Bring a large pot of water to boil (I add a little salt and olive oil to my water). Add the gluten-free pasta and cook according to the manufacturer’s instructions.
In a large skillet over medium heat, melt 2 Tablespoon of butter and add the onions. Cook until translucent, then add the celery, garlic and mushrooms. Cook until the mushrooms are golden, about 10 minutes. Set aside.
The base of the creamy sauce is a roux. Melt 4 Tablespoon of butter in a medium saucepan and whisk in the potato starch until smooth.
Combine the milk and heavy cream in a measuring cup and gradually add to the roux, while whisking the entire time.
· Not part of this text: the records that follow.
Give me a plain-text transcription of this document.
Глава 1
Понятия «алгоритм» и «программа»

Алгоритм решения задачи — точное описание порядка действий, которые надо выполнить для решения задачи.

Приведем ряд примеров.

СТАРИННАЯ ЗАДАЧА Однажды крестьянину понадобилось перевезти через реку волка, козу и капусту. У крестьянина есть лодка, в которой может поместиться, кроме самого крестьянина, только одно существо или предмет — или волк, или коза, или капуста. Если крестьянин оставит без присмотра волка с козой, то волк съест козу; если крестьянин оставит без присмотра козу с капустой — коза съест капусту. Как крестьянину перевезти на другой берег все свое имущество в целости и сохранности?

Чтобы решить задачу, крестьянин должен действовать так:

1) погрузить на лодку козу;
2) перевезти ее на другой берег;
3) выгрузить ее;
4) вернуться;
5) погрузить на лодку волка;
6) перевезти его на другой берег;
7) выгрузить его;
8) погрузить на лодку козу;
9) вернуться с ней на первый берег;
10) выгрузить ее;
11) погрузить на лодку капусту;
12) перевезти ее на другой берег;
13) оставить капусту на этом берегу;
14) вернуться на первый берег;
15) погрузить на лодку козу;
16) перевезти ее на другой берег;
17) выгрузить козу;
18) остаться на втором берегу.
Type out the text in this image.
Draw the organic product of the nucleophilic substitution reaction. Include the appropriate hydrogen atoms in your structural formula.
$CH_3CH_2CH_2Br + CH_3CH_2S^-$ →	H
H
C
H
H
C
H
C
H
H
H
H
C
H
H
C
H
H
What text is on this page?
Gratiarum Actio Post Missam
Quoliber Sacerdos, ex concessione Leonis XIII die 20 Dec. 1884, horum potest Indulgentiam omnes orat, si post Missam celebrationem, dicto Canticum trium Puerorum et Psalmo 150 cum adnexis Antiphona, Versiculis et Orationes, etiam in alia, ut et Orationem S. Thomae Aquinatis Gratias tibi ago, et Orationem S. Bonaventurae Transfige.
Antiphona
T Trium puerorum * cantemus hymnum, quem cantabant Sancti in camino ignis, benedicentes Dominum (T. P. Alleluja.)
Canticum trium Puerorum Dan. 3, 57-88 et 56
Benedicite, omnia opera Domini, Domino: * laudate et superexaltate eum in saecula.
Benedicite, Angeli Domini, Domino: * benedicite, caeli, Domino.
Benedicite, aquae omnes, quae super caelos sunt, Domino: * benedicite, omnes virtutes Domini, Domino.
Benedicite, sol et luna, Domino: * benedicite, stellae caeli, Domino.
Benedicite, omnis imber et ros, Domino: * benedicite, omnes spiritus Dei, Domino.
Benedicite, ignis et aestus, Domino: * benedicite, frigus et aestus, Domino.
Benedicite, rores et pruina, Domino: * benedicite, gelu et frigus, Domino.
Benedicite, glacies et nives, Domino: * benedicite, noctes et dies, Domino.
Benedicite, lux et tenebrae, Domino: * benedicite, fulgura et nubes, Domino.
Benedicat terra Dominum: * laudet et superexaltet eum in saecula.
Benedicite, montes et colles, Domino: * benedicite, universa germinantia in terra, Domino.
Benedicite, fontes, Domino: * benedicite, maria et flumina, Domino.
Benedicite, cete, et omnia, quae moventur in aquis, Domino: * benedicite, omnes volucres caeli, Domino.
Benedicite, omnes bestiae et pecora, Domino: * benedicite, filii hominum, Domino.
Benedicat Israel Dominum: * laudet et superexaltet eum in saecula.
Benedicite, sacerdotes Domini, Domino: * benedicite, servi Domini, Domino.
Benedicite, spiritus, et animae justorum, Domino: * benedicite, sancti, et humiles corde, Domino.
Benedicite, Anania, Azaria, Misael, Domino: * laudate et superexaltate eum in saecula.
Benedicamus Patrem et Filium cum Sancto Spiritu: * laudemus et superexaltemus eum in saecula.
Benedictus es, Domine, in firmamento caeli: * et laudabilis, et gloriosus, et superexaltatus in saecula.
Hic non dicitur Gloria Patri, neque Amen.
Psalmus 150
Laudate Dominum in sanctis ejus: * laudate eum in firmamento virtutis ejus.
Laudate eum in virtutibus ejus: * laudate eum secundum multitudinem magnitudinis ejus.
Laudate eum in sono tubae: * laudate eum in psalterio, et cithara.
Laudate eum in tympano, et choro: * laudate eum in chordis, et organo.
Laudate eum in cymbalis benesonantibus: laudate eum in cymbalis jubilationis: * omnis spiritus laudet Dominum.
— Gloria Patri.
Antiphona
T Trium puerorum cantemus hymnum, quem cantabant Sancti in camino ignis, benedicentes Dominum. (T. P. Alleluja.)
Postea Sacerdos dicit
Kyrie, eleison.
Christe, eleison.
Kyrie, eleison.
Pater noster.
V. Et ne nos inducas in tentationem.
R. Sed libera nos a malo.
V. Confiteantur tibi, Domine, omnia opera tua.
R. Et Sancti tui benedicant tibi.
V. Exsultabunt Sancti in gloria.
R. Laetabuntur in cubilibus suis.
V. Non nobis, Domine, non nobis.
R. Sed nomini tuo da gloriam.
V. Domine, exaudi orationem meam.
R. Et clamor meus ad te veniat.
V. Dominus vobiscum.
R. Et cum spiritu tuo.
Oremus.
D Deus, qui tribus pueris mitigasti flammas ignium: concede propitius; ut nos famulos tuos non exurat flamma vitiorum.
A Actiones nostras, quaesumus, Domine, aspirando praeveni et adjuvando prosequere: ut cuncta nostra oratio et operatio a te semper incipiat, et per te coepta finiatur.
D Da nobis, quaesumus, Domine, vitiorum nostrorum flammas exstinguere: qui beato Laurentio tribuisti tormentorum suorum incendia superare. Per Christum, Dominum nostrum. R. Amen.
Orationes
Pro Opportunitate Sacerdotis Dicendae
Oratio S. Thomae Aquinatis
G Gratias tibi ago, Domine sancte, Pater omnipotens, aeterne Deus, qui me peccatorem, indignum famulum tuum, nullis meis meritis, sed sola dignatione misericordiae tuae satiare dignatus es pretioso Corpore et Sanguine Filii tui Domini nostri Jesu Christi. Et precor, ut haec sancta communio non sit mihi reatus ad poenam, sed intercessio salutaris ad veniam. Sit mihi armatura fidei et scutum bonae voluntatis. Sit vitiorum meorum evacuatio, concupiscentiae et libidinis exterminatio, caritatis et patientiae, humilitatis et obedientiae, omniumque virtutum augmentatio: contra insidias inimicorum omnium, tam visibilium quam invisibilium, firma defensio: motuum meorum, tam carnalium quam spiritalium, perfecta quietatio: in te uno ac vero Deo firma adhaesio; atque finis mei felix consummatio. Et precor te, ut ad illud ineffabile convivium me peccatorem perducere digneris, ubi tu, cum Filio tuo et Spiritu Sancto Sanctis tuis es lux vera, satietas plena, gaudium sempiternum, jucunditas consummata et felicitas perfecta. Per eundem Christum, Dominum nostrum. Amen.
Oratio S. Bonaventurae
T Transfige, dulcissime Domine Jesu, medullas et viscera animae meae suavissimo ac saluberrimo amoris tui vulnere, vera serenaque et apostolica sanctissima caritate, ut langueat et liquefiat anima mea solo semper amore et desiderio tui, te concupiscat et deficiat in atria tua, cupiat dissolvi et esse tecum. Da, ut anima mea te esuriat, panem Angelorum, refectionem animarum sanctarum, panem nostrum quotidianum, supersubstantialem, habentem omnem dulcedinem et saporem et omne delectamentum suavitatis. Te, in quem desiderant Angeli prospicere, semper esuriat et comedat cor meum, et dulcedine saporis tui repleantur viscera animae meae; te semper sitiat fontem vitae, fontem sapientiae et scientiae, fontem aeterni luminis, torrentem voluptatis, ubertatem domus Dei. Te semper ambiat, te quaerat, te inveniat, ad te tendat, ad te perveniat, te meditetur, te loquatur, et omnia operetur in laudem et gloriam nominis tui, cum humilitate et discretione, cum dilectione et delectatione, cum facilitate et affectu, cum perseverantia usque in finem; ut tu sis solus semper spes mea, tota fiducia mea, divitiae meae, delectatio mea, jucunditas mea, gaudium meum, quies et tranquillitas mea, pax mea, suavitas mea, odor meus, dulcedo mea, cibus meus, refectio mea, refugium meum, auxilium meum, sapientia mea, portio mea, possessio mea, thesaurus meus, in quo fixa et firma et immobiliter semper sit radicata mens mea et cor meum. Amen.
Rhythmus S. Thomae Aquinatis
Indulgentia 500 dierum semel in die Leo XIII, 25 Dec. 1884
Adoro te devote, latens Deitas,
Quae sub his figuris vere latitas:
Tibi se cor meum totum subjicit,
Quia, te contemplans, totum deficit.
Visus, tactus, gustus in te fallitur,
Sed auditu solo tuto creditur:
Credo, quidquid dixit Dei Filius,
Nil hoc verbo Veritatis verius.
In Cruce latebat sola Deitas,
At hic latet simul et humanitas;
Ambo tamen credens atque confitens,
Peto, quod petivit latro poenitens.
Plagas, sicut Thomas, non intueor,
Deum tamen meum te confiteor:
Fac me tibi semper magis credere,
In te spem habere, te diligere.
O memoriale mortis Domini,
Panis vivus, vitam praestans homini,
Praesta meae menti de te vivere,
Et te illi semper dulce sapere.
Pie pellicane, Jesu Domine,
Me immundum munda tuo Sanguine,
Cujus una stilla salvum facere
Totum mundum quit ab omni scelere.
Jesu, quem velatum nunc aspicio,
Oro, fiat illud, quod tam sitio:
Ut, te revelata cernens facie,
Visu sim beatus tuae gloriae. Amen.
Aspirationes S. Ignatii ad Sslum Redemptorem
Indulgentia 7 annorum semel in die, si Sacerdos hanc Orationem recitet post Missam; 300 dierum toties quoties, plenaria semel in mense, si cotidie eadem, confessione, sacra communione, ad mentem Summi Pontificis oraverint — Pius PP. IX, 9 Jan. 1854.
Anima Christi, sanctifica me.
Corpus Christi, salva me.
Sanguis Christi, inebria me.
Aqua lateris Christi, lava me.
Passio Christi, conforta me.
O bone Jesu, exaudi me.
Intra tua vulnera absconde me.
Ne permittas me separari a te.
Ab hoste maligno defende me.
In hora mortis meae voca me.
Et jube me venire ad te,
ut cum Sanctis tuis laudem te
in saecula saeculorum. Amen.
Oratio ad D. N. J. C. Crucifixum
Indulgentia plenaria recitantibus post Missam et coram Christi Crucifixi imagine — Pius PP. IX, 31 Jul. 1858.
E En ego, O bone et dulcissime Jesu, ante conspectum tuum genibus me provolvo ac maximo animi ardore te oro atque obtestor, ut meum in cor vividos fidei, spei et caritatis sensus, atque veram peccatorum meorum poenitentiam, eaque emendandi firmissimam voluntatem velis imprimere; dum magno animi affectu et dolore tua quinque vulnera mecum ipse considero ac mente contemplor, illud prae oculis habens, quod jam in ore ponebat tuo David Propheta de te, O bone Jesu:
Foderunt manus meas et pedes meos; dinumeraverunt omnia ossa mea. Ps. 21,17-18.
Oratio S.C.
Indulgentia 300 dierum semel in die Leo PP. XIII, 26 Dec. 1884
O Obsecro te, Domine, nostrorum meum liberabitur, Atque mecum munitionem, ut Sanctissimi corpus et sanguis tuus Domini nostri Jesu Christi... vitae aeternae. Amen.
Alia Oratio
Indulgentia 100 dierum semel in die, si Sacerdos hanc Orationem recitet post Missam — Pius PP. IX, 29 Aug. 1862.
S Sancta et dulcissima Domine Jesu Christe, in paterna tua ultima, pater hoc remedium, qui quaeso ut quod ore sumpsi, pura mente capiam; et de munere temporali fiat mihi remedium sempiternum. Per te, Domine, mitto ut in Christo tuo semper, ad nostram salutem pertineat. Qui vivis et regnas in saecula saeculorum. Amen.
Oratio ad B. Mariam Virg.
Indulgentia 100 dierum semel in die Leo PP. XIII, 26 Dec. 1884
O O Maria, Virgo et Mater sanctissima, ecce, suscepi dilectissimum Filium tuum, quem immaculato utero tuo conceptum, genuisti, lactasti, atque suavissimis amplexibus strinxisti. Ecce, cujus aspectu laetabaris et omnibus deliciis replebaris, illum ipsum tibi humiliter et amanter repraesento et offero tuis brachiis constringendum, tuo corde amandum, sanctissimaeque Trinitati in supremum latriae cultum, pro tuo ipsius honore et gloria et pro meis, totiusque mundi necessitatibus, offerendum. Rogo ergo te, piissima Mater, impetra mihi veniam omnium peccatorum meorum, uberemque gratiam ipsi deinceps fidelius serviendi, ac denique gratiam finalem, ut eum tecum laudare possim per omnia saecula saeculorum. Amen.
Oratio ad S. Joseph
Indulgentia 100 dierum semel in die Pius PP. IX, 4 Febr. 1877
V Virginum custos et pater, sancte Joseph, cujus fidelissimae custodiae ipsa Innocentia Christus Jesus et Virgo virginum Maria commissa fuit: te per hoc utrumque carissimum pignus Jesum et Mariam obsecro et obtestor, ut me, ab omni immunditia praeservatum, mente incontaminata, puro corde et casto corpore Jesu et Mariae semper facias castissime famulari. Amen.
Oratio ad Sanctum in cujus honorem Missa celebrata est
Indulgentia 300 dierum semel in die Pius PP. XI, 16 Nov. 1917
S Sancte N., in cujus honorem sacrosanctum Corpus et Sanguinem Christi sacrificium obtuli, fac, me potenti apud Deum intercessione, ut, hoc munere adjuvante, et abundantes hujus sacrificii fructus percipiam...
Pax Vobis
Continue to cook for 5 minutes until thickened and the mixture is creamy and smooth. Season with salt and pepper. Set aside.
In a large mixing bowl, stir in together the tuna, peas, mushroom mixture and roux-based sauce. Set aside.
When the pasta is ready, drain and add to the tuna mixture. Gently stir. Pour in the greased baking dish and add cheddar cheese on top.
Bake 25 minutes in the preheated oven. Let cool 10 minutes and serve!